This Indian learning platform has closed down, after raising $4M in funding
It joins the growing list of India-based startups that have shut down operations in the past year.
Indian social learning platform bluelearn, which raised over $4 million since its launch more than three years ago, is shutting down its operations, citing its inability to build a venture-scale business.
Announcing the "hard decision" to shut down the 250,000 member-strong platform, co-founder Harish Uthayakumar, wrote on X that its mission was "to create an online university that levelled the playing field and allowed students studying in tier-2,3 colleges to access opportunities to learn, network, earn and get exposure similar to students at a BITS or an IIT."
However, he and his team realized "that building a venture-scale business with bluelearn was tough," and have now "made the hard decision to shut down bluelearn and return 70% of the capital we raised back to investors."
According to a message on bluelearn's website, the startup hopes that its members saw value through the platform whether through internships, projects, or learning.

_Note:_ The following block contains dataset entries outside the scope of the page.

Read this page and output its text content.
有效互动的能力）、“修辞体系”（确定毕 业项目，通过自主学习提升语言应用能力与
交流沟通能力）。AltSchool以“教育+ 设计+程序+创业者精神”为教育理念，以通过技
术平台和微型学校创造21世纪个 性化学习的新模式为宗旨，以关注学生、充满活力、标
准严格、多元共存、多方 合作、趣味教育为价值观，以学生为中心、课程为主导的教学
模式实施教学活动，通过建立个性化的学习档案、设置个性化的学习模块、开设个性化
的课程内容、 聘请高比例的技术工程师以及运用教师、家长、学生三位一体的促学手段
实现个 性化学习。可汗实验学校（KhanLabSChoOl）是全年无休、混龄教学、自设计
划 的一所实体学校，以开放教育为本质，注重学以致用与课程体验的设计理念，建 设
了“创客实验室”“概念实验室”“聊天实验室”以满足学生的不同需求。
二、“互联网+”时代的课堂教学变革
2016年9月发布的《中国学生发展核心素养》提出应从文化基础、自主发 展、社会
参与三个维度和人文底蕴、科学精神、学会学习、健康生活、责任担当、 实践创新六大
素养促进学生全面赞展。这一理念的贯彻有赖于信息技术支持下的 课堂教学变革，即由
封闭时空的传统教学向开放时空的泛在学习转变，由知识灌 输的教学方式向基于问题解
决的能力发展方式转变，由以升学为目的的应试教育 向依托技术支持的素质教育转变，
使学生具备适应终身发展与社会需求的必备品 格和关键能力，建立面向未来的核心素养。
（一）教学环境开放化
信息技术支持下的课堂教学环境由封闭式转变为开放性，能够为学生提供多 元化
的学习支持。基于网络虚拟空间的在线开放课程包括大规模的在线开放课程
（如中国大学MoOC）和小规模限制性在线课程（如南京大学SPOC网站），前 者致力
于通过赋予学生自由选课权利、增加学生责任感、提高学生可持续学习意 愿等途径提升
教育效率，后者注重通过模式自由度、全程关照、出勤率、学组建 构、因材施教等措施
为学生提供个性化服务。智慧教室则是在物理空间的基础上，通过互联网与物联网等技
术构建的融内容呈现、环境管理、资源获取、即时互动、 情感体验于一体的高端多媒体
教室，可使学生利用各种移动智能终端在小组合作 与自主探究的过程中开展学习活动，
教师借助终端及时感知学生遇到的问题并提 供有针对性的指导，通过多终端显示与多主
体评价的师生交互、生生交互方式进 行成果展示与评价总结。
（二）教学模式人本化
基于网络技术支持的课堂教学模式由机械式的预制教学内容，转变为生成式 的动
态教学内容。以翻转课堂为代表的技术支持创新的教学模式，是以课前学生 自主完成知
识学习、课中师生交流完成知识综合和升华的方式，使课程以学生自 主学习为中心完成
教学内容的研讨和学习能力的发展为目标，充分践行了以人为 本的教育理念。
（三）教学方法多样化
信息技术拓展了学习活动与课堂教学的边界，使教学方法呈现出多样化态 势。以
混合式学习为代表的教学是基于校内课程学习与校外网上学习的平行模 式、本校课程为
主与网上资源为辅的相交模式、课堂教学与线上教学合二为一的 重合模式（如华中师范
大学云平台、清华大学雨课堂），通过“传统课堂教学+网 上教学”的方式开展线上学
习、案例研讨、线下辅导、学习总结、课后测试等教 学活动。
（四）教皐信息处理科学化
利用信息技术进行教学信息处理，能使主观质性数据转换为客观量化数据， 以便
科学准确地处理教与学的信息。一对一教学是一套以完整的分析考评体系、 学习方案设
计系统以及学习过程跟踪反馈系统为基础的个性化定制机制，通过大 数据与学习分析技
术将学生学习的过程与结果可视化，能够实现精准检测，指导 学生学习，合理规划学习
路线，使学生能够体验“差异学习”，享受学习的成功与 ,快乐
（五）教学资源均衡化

Founded in August 2020 as a telegram channel for students to help each other with common questions, bluelearn helped thousands of students get internships, land jobs, start their own startups, and find co-founders from over 20 countries including the United States, the United Kingdom and Singapore.
The edtech platform joins the growing list of India-based startups that have shut down operations in the past year, including ByteDance's music streaming app Resso, crypto exchange OKX, Neobank Muvin, fintech startup GoldPe, social media platform Koo and AI-driven health startup Nintee, with some even returning investor's money.